For our non-comparitive sort, we can use counting sort because we do know that there is a maximum and minimum score, so the possible values for the counting sort are bounded. Also all the values are integers so there will be no issues using this sort which will take n time.
To sort the scores of participants given k files, where each file includes the sorted scores from specific universities, we will make use of a max heap.
First we will take the first element of each array (university), and insert it into a max heap. This takes \(klogk\) time. Since these arrays are all sorted we will be inserting the largest elements, then we will pop out the largest element. Popping the largest value takes \(logk\) time. This value is the highest score in all the universities.

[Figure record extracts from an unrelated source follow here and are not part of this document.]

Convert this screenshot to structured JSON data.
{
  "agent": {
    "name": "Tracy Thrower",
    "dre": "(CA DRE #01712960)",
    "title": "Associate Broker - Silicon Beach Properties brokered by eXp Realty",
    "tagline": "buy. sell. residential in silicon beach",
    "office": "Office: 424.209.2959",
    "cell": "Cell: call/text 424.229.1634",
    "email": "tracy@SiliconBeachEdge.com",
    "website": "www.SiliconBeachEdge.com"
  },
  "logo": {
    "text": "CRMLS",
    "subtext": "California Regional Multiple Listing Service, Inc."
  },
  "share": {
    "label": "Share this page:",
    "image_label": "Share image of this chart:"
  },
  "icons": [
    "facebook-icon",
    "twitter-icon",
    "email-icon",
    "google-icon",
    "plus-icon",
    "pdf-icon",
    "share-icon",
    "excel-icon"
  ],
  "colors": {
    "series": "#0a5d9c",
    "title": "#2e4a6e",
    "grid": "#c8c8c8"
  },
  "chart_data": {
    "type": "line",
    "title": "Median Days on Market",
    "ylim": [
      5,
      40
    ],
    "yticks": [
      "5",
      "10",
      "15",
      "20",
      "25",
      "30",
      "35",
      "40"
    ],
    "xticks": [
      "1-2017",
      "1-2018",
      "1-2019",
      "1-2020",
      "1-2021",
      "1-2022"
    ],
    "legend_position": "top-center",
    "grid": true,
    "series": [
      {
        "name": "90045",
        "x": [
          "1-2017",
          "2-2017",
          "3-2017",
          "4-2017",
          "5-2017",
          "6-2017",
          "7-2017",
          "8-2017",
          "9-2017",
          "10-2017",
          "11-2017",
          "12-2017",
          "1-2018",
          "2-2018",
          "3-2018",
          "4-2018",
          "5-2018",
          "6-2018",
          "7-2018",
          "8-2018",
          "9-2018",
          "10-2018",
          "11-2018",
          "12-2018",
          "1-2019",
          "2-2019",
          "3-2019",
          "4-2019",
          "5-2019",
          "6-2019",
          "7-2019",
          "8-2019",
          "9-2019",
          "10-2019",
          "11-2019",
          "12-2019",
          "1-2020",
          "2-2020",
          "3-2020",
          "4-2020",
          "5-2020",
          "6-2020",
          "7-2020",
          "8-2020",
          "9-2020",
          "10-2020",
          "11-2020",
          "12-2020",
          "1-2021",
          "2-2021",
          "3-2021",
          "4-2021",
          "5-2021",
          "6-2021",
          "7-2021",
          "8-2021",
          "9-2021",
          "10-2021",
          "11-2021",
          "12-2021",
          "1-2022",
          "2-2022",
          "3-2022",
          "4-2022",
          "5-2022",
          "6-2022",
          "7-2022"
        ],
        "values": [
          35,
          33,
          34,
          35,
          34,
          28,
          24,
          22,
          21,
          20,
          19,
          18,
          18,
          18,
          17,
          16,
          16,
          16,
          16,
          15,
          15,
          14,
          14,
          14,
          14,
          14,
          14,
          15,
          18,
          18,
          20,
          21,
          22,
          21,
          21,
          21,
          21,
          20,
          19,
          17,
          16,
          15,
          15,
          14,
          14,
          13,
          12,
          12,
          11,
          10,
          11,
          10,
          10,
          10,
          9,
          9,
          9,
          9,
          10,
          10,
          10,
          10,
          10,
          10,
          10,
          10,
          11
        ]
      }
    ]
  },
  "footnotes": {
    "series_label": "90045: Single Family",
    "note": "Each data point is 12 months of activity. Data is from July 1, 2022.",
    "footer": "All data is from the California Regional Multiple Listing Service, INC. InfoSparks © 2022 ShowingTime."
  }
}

Then, we examine the popped element, and if the element is from array \(i\), then the next element we add to the heap will be from array \(i\). This takes \(logk\) time.

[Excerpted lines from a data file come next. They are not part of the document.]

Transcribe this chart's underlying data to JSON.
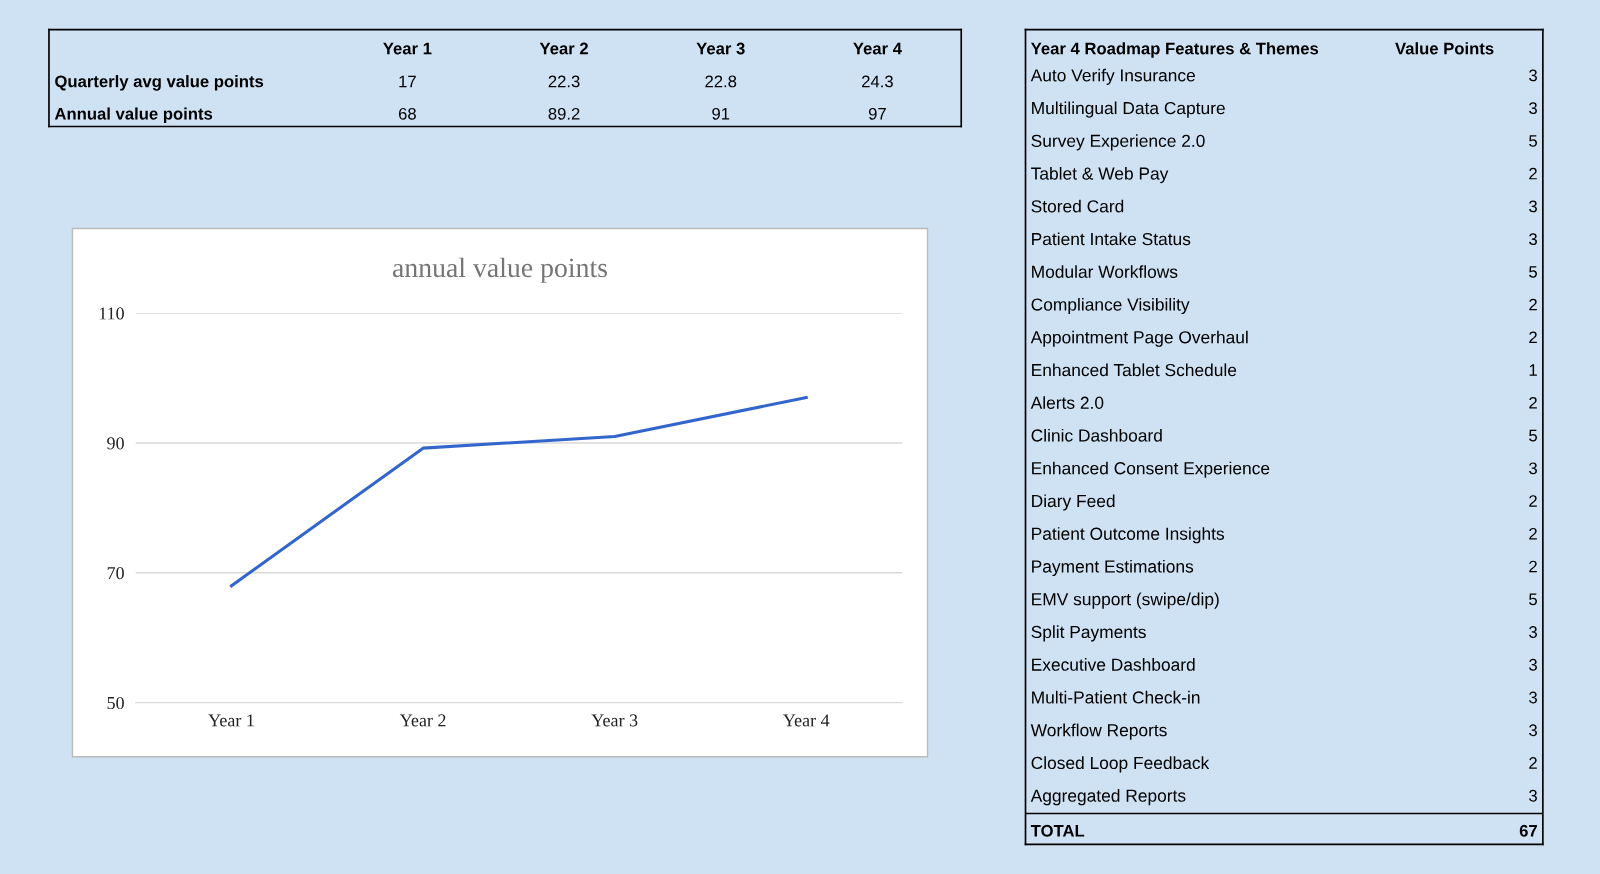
{
  "chart_data": [
    {
      "type": "other",
      "categories": [
        "Year 1",
        "Year 2",
        "Year 3",
        "Year 4"
      ],
      "data_labels": true,
      "series": [
        {
          "name": "Quarterly avg value points",
          "values": [
            17,
            22.3,
            22.8,
            24.3
          ]
        },
        {
          "name": "Annual value points",
          "values": [
            68,
            89.2,
            91,
            97
          ]
        }
      ]
    },
    {
      "type": "line",
      "title": "annual value points",
      "categories": [
        "Year 1",
        "Year 2",
        "Year 3",
        "Year 4"
      ],
      "series": [
        {
          "color": "#3366cc",
          "values": [
            68,
            89.2,
            91,
            97
          ]
        }
      ],
      "ylim": [
        50,
        110
      ],
      "yticks": [
        50,
        70,
        90,
        110
      ],
      "grid": "y",
      "marker": "none",
      "line_style": "solid"
    },
    {
      "type": "other",
      "title": "Year 4 Roadmap Features & Themes",
      "data_labels": true,
      "categories": [
        "Auto Verify Insurance",
        "Multilingual Data Capture",
        "Survey Experience 2.0",
        "Tablet & Web Pay",
        "Stored Card",
        "Patient Intake Status",
        "Modular Workflows",
        "Compliance Visibility",
        "Appointment Page Overhaul",
        "Enhanced Tablet Schedule",
        "Alerts 2.0",
        "Clinic Dashboard",
        "Enhanced Consent Experience",
        "Diary Feed",
        "Patient Outcome Insights",
        "Payment Estimations",
        "EMV support (swipe/dip)",
        "Split Payments",
        "Executive Dashboard",
        "Multi-Patient Check-in",
        "Workflow Reports",
        "Closed Loop Feedback",
        "Aggregated Reports",
        "TOTAL"
      ],
      "series": [
        {
          "name": "Value Points",
          "values": [
            3,
            3,
            5,
            2,
            3,
            3,
            5,
            2,
            2,
            1,
            2,
            5,
            3,
            2,
            2,
            2,
            5,
            3,
            3,
            3,
            3,
            2,
            3,
            67
          ]
        }
      ]
    }
  ]
}
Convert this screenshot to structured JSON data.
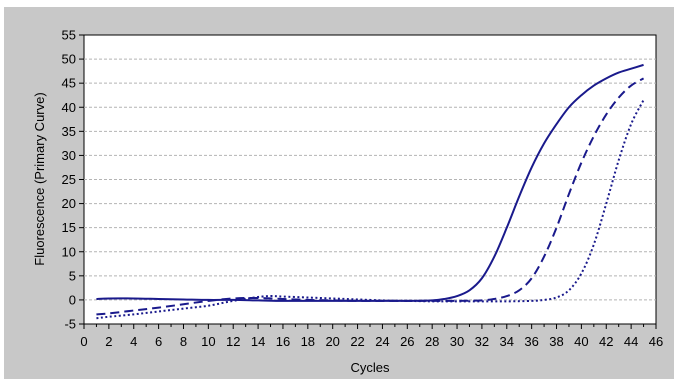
{
  "chart_data": {
    "type": "line",
    "title": "",
    "xlabel": "Cycles",
    "ylabel": "Fluorescence (Primary Curve)",
    "xlim": [
      0,
      46
    ],
    "ylim": [
      -5,
      55
    ],
    "xticks": [
      0,
      2,
      4,
      6,
      8,
      10,
      12,
      14,
      16,
      18,
      20,
      22,
      24,
      26,
      28,
      30,
      32,
      34,
      36,
      38,
      40,
      42,
      44,
      46
    ],
    "yticks": [
      -5,
      0,
      5,
      10,
      15,
      20,
      25,
      30,
      35,
      40,
      45,
      50,
      55
    ],
    "grid": "horizontal-dashed",
    "legend": "none",
    "colors": {
      "series": "#1a1a8c",
      "plot_background": "#ffffff",
      "frame_background": "#c8c8c8",
      "grid": "#b4b4b4"
    },
    "series": [
      {
        "style": "solid",
        "x": [
          1,
          2,
          4,
          6,
          8,
          10,
          12,
          14,
          16,
          18,
          20,
          22,
          24,
          26,
          28,
          29,
          30,
          31,
          32,
          33,
          34,
          35,
          36,
          37,
          38,
          39,
          40,
          41,
          42,
          43,
          44,
          45
        ],
        "y": [
          0.2,
          0.3,
          0.3,
          0.2,
          0.1,
          0.0,
          0.0,
          -0.1,
          -0.2,
          -0.2,
          -0.2,
          -0.2,
          -0.2,
          -0.2,
          -0.1,
          0.2,
          0.8,
          2.0,
          4.5,
          9.0,
          15.0,
          21.5,
          27.5,
          32.5,
          36.5,
          40.0,
          42.5,
          44.5,
          46.0,
          47.2,
          48.0,
          48.8
        ]
      },
      {
        "style": "dashed",
        "x": [
          1,
          2,
          4,
          6,
          8,
          10,
          12,
          14,
          16,
          18,
          20,
          22,
          24,
          26,
          28,
          30,
          32,
          33,
          34,
          35,
          36,
          37,
          38,
          39,
          40,
          41,
          42,
          43,
          44,
          45
        ],
        "y": [
          -3.0,
          -2.8,
          -2.2,
          -1.6,
          -0.9,
          -0.2,
          0.3,
          0.4,
          0.2,
          0.0,
          -0.1,
          -0.2,
          -0.2,
          -0.2,
          -0.2,
          -0.2,
          -0.1,
          0.2,
          0.8,
          2.0,
          4.5,
          9.0,
          15.0,
          22.0,
          28.5,
          34.0,
          38.5,
          42.0,
          44.5,
          46.0
        ]
      },
      {
        "style": "dotted",
        "x": [
          1,
          2,
          4,
          6,
          8,
          10,
          12,
          14,
          15,
          16,
          18,
          20,
          22,
          24,
          26,
          28,
          30,
          32,
          34,
          36,
          37,
          38,
          39,
          40,
          41,
          42,
          43,
          44,
          45
        ],
        "y": [
          -3.8,
          -3.5,
          -3.0,
          -2.4,
          -1.8,
          -1.2,
          -0.2,
          0.6,
          0.8,
          0.7,
          0.5,
          0.3,
          0.1,
          -0.1,
          -0.2,
          -0.3,
          -0.3,
          -0.3,
          -0.3,
          -0.2,
          0.0,
          0.5,
          2.0,
          5.5,
          11.5,
          20.0,
          29.0,
          36.5,
          41.5
        ]
      }
    ]
  }
}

If we continue this process the max heap will give us the correct order of all the scores.
We will do all of this n times, so in total it will take \(O(2nlogk)\) time. The total time to sort is \(O(klogk + 2nlogk) = O(nlogk)\).

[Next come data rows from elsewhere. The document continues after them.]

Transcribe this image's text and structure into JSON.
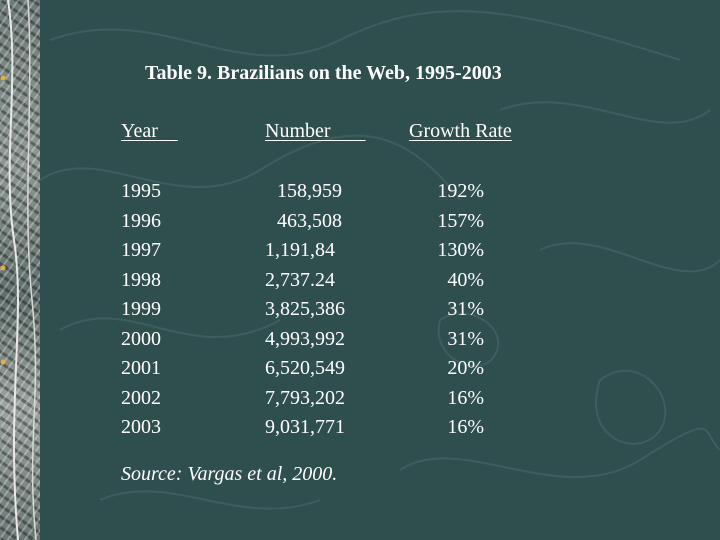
{
  "title": "Table 9.  Brazilians on the Web, 1995-2003",
  "headers": {
    "year": "Year    ",
    "number": "Number       ",
    "growth": "Growth Rate"
  },
  "rows": [
    {
      "year": "1995",
      "number": "158,959",
      "growth": "192%"
    },
    {
      "year": "1996",
      "number": "463,508",
      "growth": "157%"
    },
    {
      "year": "1997",
      "number": "1,191,84",
      "growth": "130%"
    },
    {
      "year": "1998",
      "number": "2,737.24",
      "growth": "40%"
    },
    {
      "year": "1999",
      "number": "3,825,386",
      "growth": "31%"
    },
    {
      "year": "2000",
      "number": "4,993,992",
      "growth": "31%"
    },
    {
      "year": "2001",
      "number": "6,520,549",
      "growth": "20%"
    },
    {
      "year": "2002",
      "number": "7,793,202",
      "growth": "16%"
    },
    {
      "year": "2003",
      "number": "9,031,771",
      "growth": "16%"
    }
  ],
  "source": "Source: Vargas et al, 2000.",
  "colors": {
    "background": "#2f4f4f",
    "text": "#ffffff"
  }
}
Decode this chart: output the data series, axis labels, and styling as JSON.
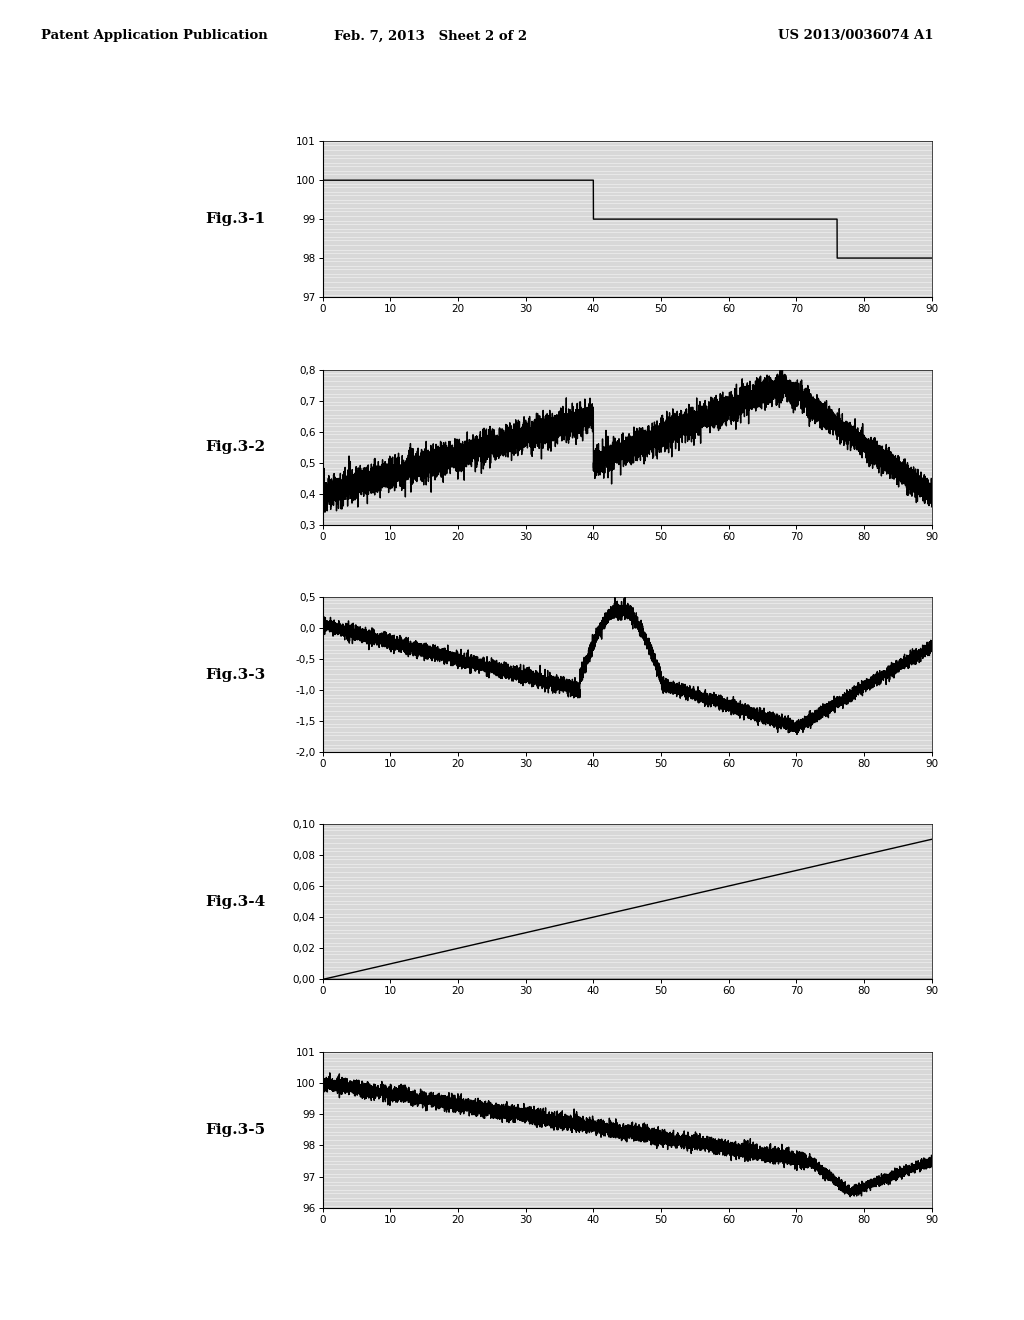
{
  "header_left": "Patent Application Publication",
  "header_mid": "Feb. 7, 2013   Sheet 2 of 2",
  "header_right": "US 2013/0036074 A1",
  "fig_labels": [
    "Fig.3-1",
    "Fig.3-2",
    "Fig.3-3",
    "Fig.3-4",
    "Fig.3-5"
  ],
  "background_color": "#ffffff",
  "page_bg": "#d8d8d8",
  "fig31": {
    "ylim": [
      97,
      101
    ],
    "yticks": [
      97,
      98,
      99,
      100,
      101
    ],
    "xlim": [
      0,
      90
    ],
    "xticks": [
      0,
      10,
      20,
      30,
      40,
      50,
      60,
      70,
      80,
      90
    ]
  },
  "fig32": {
    "ylim": [
      0.3,
      0.8
    ],
    "yticks": [
      0.3,
      0.4,
      0.5,
      0.6,
      0.7,
      0.8
    ],
    "xlim": [
      0,
      90
    ],
    "xticks": [
      0,
      10,
      20,
      30,
      40,
      50,
      60,
      70,
      80,
      90
    ]
  },
  "fig33": {
    "ylim": [
      -2.0,
      0.5
    ],
    "yticks": [
      -2.0,
      -1.5,
      -1.0,
      -0.5,
      0.0,
      0.5
    ],
    "xlim": [
      0,
      90
    ],
    "xticks": [
      0,
      10,
      20,
      30,
      40,
      50,
      60,
      70,
      80,
      90
    ]
  },
  "fig34": {
    "ylim": [
      0.0,
      0.1
    ],
    "yticks": [
      0.0,
      0.02,
      0.04,
      0.06,
      0.08,
      0.1
    ],
    "xlim": [
      0,
      90
    ],
    "xticks": [
      0,
      10,
      20,
      30,
      40,
      50,
      60,
      70,
      80,
      90
    ]
  },
  "fig35": {
    "ylim": [
      96,
      101
    ],
    "yticks": [
      96,
      97,
      98,
      99,
      100,
      101
    ],
    "xlim": [
      0,
      90
    ],
    "xticks": [
      0,
      10,
      20,
      30,
      40,
      50,
      60,
      70,
      80,
      90
    ]
  }
}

Given k sorted files we need to find the rth largest score and to do this without sorting the scores of the participants we will be using binary search on all the sorted files. First we will start by looking at the r/k position of each of the k arrays. If r/k is not an integer we will round up for some and round down for others to make sure if you add all the indicies of the arrays it will equal k. It is important to note that during any time during this algorithm the summation of the indices will always be k.
Next we will find the smallest value of each one of these arrays which will only take k time.
Then for the array that had the smallest value at the index r/k we know that all the values under that one cannot be the rth largest value. So we ignore the bottom half of the array. Then for all the other arrays we know that the values above the r/k index will not have the rth largest value so we can ignore the top half of all of those arrays. This just shows us that at each iteration we are able to cut our problem in half.
Now we can look at the our new smaller arrays and we continue this same process. We choose indices such that the summation of them are equal to r and then we find the smallest of these values. At each step we are on average spliting up our problem in half. So we continue this process until we are only left with one element in each array. Since the indices of these positions sum up to r the smallest value is the rth largest number.
At each step we have to do k comparisons to find the smallest number and we are basically doing binary search to each array the running time is \(k*(time of binary searches)\)
Runtime= \(\theta(k\sum_{i=1}^{k}logm_i)\)
We are not sure if we can do this in \(O(\log k (\sum_{i=1}^{k}\log m_{i}+k))\)